Wer allerdings weiß, wie aufgeheizt Gentrifizierungsdebatten bisweilen verlaufen, weiß auch, dass es so einfach nicht ist und die Lage etwas anders aussieht: mit Graffitis, hasserfüllten Zetteln oder eingeschlagenen Fenstern. Letzteres traf auch die Vertikal Bar vermehrt, nachdem der Vermieter sich mit der alt etablierten Kiezbäckerei “Filou” angelegt hatte. Zwar hat diese letztlich gewonnen, Sympathiepunkte hat es dem Vermieter allerdings dennoch nicht gebracht. Da hat auch die ausgesprochen schöne, außerdem klimatisch nachhaltige, vertikale “Living Wall” des Hostels über der Bar nicht geholfen. Da gehen die Props außerdem ohnehin an den Architekten.

Auch die Schultheiss-Quelle ums Eck ist mittlerweile eine Cocktailbar. Und wo einst Mittwochs Futschi-Tag war, kann man sich vorstellen, wie viel Motivation für eine Cocktail-Bar herrscht. “Bereits an dem Tag, an dem die alten Möbel raus gestellt wurden, hingen die ersten Hasstiraden dran”, erzählt Timo Häberle, Geschäftsführer des “Rau & Herzlich”.

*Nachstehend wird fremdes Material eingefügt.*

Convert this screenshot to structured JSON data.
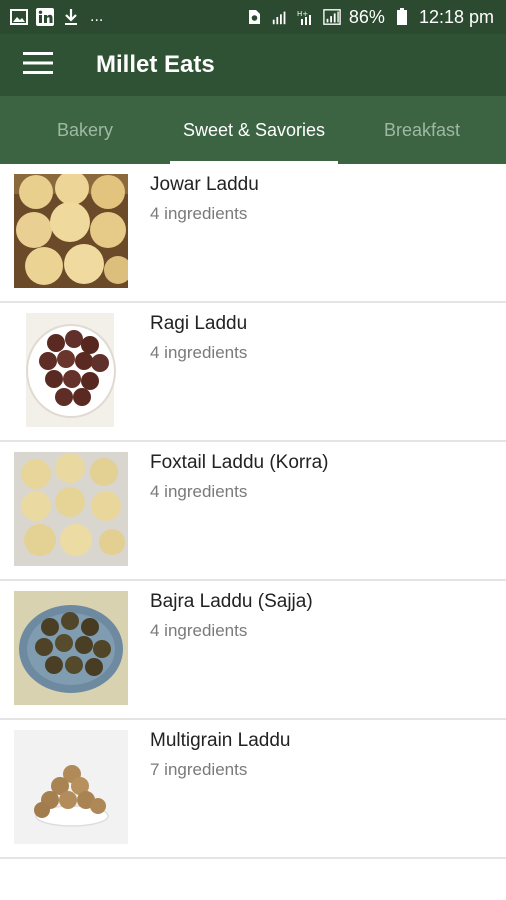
{
  "status_bar": {
    "left_icons": [
      "image-icon",
      "linkedin-icon",
      "download-icon"
    ],
    "more": "...",
    "battery": "86%",
    "time": "12:18 pm"
  },
  "app_bar": {
    "title": "Millet Eats"
  },
  "tabs": [
    {
      "label": "Bakery",
      "selected": false
    },
    {
      "label": "Sweet & Savories",
      "selected": true
    },
    {
      "label": "Breakfast",
      "selected": false
    }
  ],
  "recipes": [
    {
      "title": "Jowar Laddu",
      "ingredients": "4 ingredients"
    },
    {
      "title": "Ragi Laddu",
      "ingredients": "4 ingredients"
    },
    {
      "title": "Foxtail Laddu (Korra)",
      "ingredients": "4 ingredients"
    },
    {
      "title": "Bajra Laddu (Sajja)",
      "ingredients": "4 ingredients"
    },
    {
      "title": "Multigrain Laddu",
      "ingredients": "7 ingredients"
    }
  ],
  "colors": {
    "status_bar": "#2b4a2f",
    "app_bar": "#2f5234",
    "tab_bar": "#3c6443",
    "tab_selected": "#ffffff",
    "tab_unselected": "#9fb8a2"
  }
}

Rau & Herzlich Berlin Kreuzberg
Rau & Herzlich Berlin Kreuzberg

Die neue Bar in Kreuzberg soll ein solider Ort sein

Wer sich an das im Spätsommer geführte Interview mit Lutz Rau erinnert, weiß, dass ihm schon zu dieser Zeit der Sinn nach Küche gestanden hatte. Dass es allerdings so schnell gehen würde, war auch ihm nicht klar: “Das ist einfach passiert.” Der Vermieter hatte ihn selbst angesprochen: “Die wollten hier schon sehr konkret Berliner drin haben, die Gastroerfahrung und darüber hinaus Kiezverständnis haben.” Und diese Lernfähigkeit kann man ja durchaus auch einmal schätzen.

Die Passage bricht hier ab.